Enhanced Over-the-Air Federated Learning Using AI-based Fluid Antenna System

TL;DR

This paper proposes an AI-based fluid antenna system for over-the-air federated learning, improving convergence and performance by optimizing antenna positions and transmission parameters through advanced algorithms.

Contribution

It introduces a fluid antenna approach for OTA-FL, formulates a joint optimization problem, and develops a reinforcement learning algorithm to enhance learning efficiency.

Findings

Fluid antennas improve OTA-FL convergence.

Optimized antenna positioning enhances learning performance.
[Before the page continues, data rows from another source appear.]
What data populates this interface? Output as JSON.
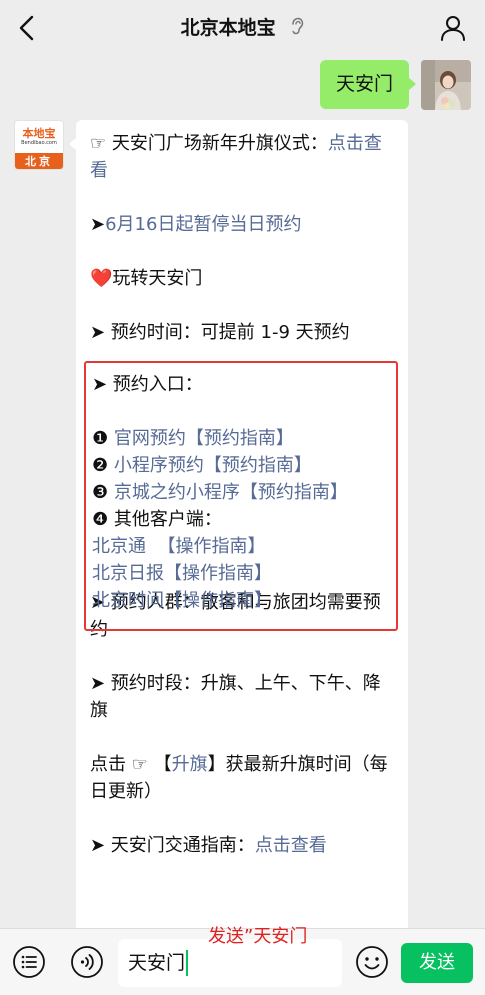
{
  "header": {
    "title": "北京本地宝"
  },
  "chat": {
    "outgoing": {
      "text": "天安门"
    },
    "bot_avatar": {
      "logo": "本地宝",
      "site": "Bendibao.com",
      "city": "北京"
    },
    "reply": {
      "line1_prefix": "☞ 天安门广场新年升旗仪式：",
      "line1_link": "点击查看",
      "line2_arrow": "➤",
      "line2_link": "6月16日起暂停当日预约",
      "line3": "❤️玩转天安门",
      "line4": "➤ 预约时间：可提前 1-9 天预约",
      "entry_title": "➤ 预约入口：",
      "entries": [
        {
          "num": "❶ ",
          "name": "官网预约",
          "guide": "【预约指南】"
        },
        {
          "num": "❷ ",
          "name": "小程序预约",
          "guide": "【预约指南】"
        },
        {
          "num": "❸ ",
          "name": "京城之约小程序",
          "guide": "【预约指南】"
        }
      ],
      "other_clients_title": "❹ 其他客户端：",
      "clients": [
        {
          "name": "北京通",
          "gap": "  ",
          "guide": "【操作指南】"
        },
        {
          "name": "北京日报",
          "gap": "",
          "guide": "【操作指南】"
        },
        {
          "name": "北京时间",
          "gap": "",
          "guide": "【操作指南】"
        }
      ],
      "crowd": "➤ 预约人群：散客和与旅团均需要预约",
      "periods": "➤ 预约时段：升旗、上午、下午、降旗",
      "flag_prefix": "点击 ☞ 【",
      "flag_link": "升旗",
      "flag_suffix": "】获最新升旗时间（每日更新）",
      "traffic_prefix": "➤ 天安门交通指南：",
      "traffic_link": "点击查看"
    }
  },
  "input_bar": {
    "value": "天安门",
    "send_label": "发送"
  },
  "annotation": "发送”天安门",
  "colors": {
    "link": "#576b95",
    "accent": "#07c160",
    "bubble_me": "#95ec69",
    "highlight": "#e53935"
  }
}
Proposed RDPG algorithm outperforms existing methods.

Abstract

This paper investigates an over-the-air federated learning (OTA-FL) system that employs fluid antennas (FAs) at an access point. The system enhances learning performance by leveraging the additional degrees of freedom provided by antenna mobility. We analyze the convergence of the OTA-FL system and derive the optimality gap to illustrate the influence of FAs on learning performance. With these results, we formulate a nonconvex optimization problem to minimize the optimality gap by jointly optimizing the positions of the FAs, the beamforming vector, and the transmit power allocation at each user. To address the dynamic environment, we cast this optimization problem as a Markov decision process and propose the recurrent deterministic policy gradient (RDPG) algorithm. Finally, extensive simulations show that the FA-assisted OTA-FL system outperforms systems with fixed-position antennas and that the RDPG algorithm surpasses the existing methods.